# does it have to be classical ?



## johnfkingmatrix (Nov 16, 2016)

i dont know who else to ask for critique 

i might be getting a car and i figured maybe using my classical skills to write modern stuff may be a good way to get girls/money, i can play my cd in the car etc. i tried to make the music " sexy " think x rated movie crossed with national geographic

whenever i compose i get like 1:30 into it and dont know what to do, i guess it comes down to " how do i write a chorus / verse / break " call it what you want, but like vivaldi does in the four seasons. do i just yank on the ebreak and pull a 180 with the song and stick some tempo change in, i think i have a fugual tendancy to just flow from one idea to the next.

What do you suggest doing to mix it up and make an idea a song?

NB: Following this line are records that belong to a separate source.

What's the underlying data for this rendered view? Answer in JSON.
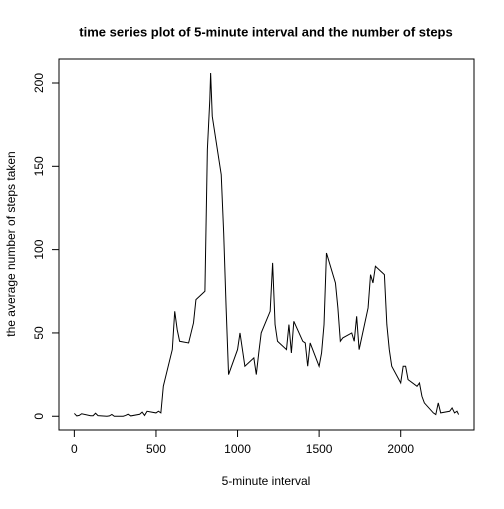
{
  "chart_data": {
    "type": "line",
    "title": "time series plot of 5-minute interval and the number of steps",
    "xlabel": "5-minute interval",
    "ylabel": "the average number of steps taken",
    "x": [
      0,
      15,
      30,
      45,
      100,
      115,
      130,
      145,
      200,
      215,
      230,
      245,
      300,
      315,
      330,
      345,
      400,
      415,
      430,
      445,
      500,
      515,
      530,
      545,
      600,
      615,
      630,
      645,
      700,
      715,
      730,
      745,
      800,
      815,
      830,
      835,
      845,
      900,
      915,
      930,
      945,
      1000,
      1015,
      1030,
      1045,
      1100,
      1115,
      1130,
      1145,
      1200,
      1215,
      1230,
      1245,
      1300,
      1315,
      1330,
      1345,
      1400,
      1415,
      1430,
      1445,
      1500,
      1515,
      1530,
      1545,
      1600,
      1615,
      1630,
      1645,
      1700,
      1715,
      1730,
      1745,
      1800,
      1815,
      1830,
      1845,
      1900,
      1915,
      1930,
      1945,
      2000,
      2015,
      2030,
      2045,
      2100,
      2115,
      2130,
      2145,
      2200,
      2215,
      2230,
      2245,
      2300,
      2315,
      2330,
      2345,
      2355
    ],
    "values": [
      1.7,
      0.2,
      0.5,
      1.5,
      0.3,
      0.3,
      1.8,
      0.4,
      0,
      0.2,
      1.1,
      0,
      0,
      0.5,
      1.2,
      0.2,
      1.2,
      2.5,
      0.5,
      3,
      2,
      3,
      2,
      18,
      40,
      63,
      52,
      45,
      44,
      50,
      56,
      70,
      75,
      160,
      190,
      206,
      180,
      145,
      110,
      65,
      25,
      40,
      50,
      40,
      30,
      35,
      25,
      38,
      50,
      63,
      92,
      55,
      45,
      40,
      55,
      38,
      57,
      45,
      44,
      30,
      44,
      30,
      38,
      55,
      98,
      80,
      65,
      45,
      47,
      50,
      45,
      60,
      40,
      65,
      85,
      80,
      90,
      85,
      55,
      40,
      30,
      20,
      30,
      30,
      22,
      18,
      20,
      12,
      8,
      2,
      1,
      8,
      2,
      3,
      5,
      2,
      3,
      1
    ],
    "color": "#000000",
    "xlim": [
      -94.2,
      2449.2
    ],
    "ylim": [
      -8.25,
      214.4
    ],
    "xticks": [
      0,
      500,
      1000,
      1500,
      2000
    ],
    "yticks": [
      0,
      50,
      100,
      150,
      200
    ],
    "grid": false
  }
}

ps. make sure to listen with good speakers or headphones
thanks a ton guys, hopefully posting here is ok


----------



## dzc4627 (Apr 23, 2015)

A storm has come to the Today's Composers forum on Talk Classical, and his name is "Johnfkingmatrix."


----------



## Pugg (Aug 8, 2014)

Are you making those sounds with your mouth?


----------



## johnfkingmatrix (Nov 16, 2016)

dzc4627 said:


> A storm has come to the Today's Composers forum on Talk Classical, and his name is "Johnfkingmatrix."


thanks guys !

no not with my mouth, a program lol. any suggestions on song structure?
oh you mean the growling noises? i actually sampled from some of my moms DVDs and turned it into a midi file


----------



## Phil loves classical (Feb 8, 2017)

Liked Here comes Megabear. Sounds a bit like New Order. With dance music like that there is no need to critique. It's catchy, and funky, which is all it needs to be . Just do whatever the execs say, not like they really know any better.


----------



## Captainnumber36 (Jan 19, 2017)

It's good, but I felt the intro was a little long on the first one.


----------



## brianvds (May 1, 2013)

johnfkingmatrix said:


> i dont know who else to ask for critique
> 
> i might be getting a car and i figured maybe using my classical skills to write modern stuff may be a good way to get girls/money, i can play my cd in the car etc. i tried to make the music " sexy " think x rated movie crossed with national geographic


Well, classical it ain't, but I think you're going to need to spray on some girl repellent, or you'll get completely swamped.


----------



## Captainnumber36 (Jan 19, 2017)

brianvds said:


> Well, classical it ain't, but I think you're going to need to spray on some girl repellent, or you'll get completely swamped.


:lol: haha :lol:


----------



## JeffD (May 8, 2017)

johnfkingmatrix said:


> whenever i compose i get like 1:30 into it and dont know what to do,...What do you suggest doing to mix it up and make an idea a song?


You are the one telling the story. What happens next? Write it down.


----------